Growing up, vegetables were frozen out of the bag, mostly corn, peas and carrots, and Iceburg lettuce with tomato for a salad. Oh, and I can’t forget white Idaho baking potatoes. Over time I started experimenting with new (to me) varieties and preparations of vegetables. I was motivated to do this because I heard that vegetables were low in calories and would fill me up and help me lose weight. Later I learned that food is medicine and consuming vegetables is one of the best things I could do for my health.
My story might be familiar to you too as green vegetables are the most commonly missing food in modern diets. Learning to incorporate dark leafy greens into the diet is essential to establishing a healthy body and immune system. Greens help build your internal rainforest and strengthen the blood and respiratory system.

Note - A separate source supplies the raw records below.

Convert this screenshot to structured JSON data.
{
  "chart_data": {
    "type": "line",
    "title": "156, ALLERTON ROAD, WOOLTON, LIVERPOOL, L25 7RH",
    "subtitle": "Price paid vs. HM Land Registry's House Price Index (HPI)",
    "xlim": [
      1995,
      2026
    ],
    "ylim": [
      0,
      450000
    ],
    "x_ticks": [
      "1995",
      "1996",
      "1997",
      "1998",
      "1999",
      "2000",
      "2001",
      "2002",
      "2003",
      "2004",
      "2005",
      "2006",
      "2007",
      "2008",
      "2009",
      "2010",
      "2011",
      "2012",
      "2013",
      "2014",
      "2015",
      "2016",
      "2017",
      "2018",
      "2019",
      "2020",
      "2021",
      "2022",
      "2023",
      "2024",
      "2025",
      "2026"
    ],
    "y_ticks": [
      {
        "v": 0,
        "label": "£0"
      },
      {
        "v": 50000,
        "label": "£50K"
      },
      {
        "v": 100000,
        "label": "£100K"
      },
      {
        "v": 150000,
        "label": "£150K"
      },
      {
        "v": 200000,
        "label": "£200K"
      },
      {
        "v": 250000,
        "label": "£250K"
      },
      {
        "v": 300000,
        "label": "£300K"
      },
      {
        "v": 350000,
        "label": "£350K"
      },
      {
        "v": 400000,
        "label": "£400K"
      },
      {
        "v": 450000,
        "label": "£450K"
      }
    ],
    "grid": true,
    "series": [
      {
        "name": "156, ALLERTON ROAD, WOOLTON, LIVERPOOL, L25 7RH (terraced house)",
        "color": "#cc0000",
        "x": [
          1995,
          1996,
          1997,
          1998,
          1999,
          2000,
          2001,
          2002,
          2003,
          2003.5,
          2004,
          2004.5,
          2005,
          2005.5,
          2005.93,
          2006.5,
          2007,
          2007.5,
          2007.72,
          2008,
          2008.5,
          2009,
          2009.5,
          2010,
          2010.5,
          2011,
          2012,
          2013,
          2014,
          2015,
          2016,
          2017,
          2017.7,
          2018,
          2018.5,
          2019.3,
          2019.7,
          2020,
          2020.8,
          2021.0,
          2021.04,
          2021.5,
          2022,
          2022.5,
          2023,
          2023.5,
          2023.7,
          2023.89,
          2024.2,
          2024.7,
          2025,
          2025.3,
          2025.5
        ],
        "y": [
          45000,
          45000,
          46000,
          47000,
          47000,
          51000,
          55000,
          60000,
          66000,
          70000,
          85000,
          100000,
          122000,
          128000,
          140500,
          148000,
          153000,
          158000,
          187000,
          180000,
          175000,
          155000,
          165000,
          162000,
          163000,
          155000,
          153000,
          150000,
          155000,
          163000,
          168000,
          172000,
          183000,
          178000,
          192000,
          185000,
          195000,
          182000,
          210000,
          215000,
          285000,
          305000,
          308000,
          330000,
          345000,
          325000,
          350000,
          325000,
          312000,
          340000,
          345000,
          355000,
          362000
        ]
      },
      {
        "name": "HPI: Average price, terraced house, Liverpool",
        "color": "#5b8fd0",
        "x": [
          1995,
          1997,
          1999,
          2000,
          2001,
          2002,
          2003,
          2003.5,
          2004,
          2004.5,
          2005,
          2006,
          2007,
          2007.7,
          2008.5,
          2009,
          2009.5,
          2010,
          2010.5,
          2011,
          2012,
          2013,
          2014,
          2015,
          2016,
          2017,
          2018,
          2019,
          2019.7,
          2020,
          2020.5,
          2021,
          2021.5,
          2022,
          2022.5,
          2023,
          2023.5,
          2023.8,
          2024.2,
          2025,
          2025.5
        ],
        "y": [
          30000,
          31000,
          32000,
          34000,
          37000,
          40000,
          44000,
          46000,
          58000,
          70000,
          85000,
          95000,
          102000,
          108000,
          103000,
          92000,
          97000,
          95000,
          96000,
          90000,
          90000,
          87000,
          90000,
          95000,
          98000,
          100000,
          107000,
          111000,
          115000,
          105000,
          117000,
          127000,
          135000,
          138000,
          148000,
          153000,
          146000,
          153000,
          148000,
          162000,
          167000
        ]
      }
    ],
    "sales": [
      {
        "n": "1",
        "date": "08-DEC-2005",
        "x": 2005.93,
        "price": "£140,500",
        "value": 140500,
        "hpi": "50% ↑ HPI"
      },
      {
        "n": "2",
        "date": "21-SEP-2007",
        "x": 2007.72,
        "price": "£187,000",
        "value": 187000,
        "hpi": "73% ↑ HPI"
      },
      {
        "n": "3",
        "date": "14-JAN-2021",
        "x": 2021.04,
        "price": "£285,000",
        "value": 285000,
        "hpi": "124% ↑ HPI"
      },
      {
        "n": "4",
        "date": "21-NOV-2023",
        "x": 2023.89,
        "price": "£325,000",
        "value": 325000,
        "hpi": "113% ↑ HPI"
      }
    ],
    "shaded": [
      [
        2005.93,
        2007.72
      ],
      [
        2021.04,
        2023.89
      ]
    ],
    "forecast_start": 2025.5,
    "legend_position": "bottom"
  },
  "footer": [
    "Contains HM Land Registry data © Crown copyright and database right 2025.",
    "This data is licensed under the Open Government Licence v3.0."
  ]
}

When you nourish yourself with greens, you naturally crowd out the foods that make you sick such as foods high in saturated fat, sugar, sodium, preservatives, chemicals, food dyes, and processed convenience foods. Vegetables have helped me crowd out all of that plus wheat and dairy containing products which cause inflammation and a more acidic environment in the body. Leafy green vegetables are high- alkaline foods. Alkaline minerals in our bodies neutralize acidic conditions caused by the environment. Green vegetables help replenish our alkaline mineral stores and filter out pollutants.
Nutritionally, greens are very high in calcium, magnesium, iron, potassium, phosphorous, zinc, and vitamins A, C, E, and K. They’re loaded with fiber, folic acid, chlorophyll, and many other micronutrients and phytochemicals. Although choosing organic is recommended, eating non-organic greens is still preferable to not eating any greens at all. (Visit the Environmental Working Group for a list of Dirty Dozen and Clean Fifteen) And, like the frozen vegetables of my upbringing, frozen can be better in some cases than non-local out of season vegetables that have traveled hundred’s or thousands of miles and lost nutrients on the way. If you are buying frozen vegetables, be sure that they contain just the vegetable, no added salt, sugar, butter, or sauces.
Green vegetables help with:
Blood purification
Cancer prevention
Improved circulation
Strengthened immune system
Promotion of light, flexible energy
Improved liver, gall bladder, and kidney function
Less congestion and mucus, especially in lungs
Promotion of healthy intestinal flora
EXPERIMENT WITH GREENS
There are a wide variety of greens available year round, so explore options that you can enjoy and eat often. If you get bored with your favorites, be adventurous and experiment with new greens that you’ve never tried before.
Common options include bok choy, napa cabbage, kale, collards, watercress, mustard greens, broccoli rabe, and dandelion. Arugula, endive, chicory, lettuce, mesclun, and wild greens are generally eaten raw, but can be consumed in any creative way you enjoy.
Spinach, Swiss chard, and beet greens are best eaten in moderation because they’re high in oxalic acid, which inhibits the absorption of calcium. Rotate a variety of fresh greens in your diet to get the maximum benefits. Try this sautéed Swiss chard and onion recipe.
Raw salad of course is also a convenient preparation for greens. It’s refreshing, cooling, and supplies live enzymes. Just watch the dressings. My favorite is olive oil, balsamic or red wine vinegar, lemon juice and Dijon mustard shaken in a jar.
COOKING GREENS
Try a variety of methods like steaming, boiling, sautéing in oil, water sautéing, or lightly pickling (as in a pressed salad). Boiling helps greens plump and relax. Boil for under a minute to avoid losing nutrients in the water. You can also drink the cooking water as a fortifying broth or tea if you’re using organic greens. Steaming makes greens more fibrous and tight, which helps you feel fuller, longer. This is a great way to curb cravings for those trying to lose weight.
I hope you take on the challenge to eat more greens in 2017 – cheers to your health!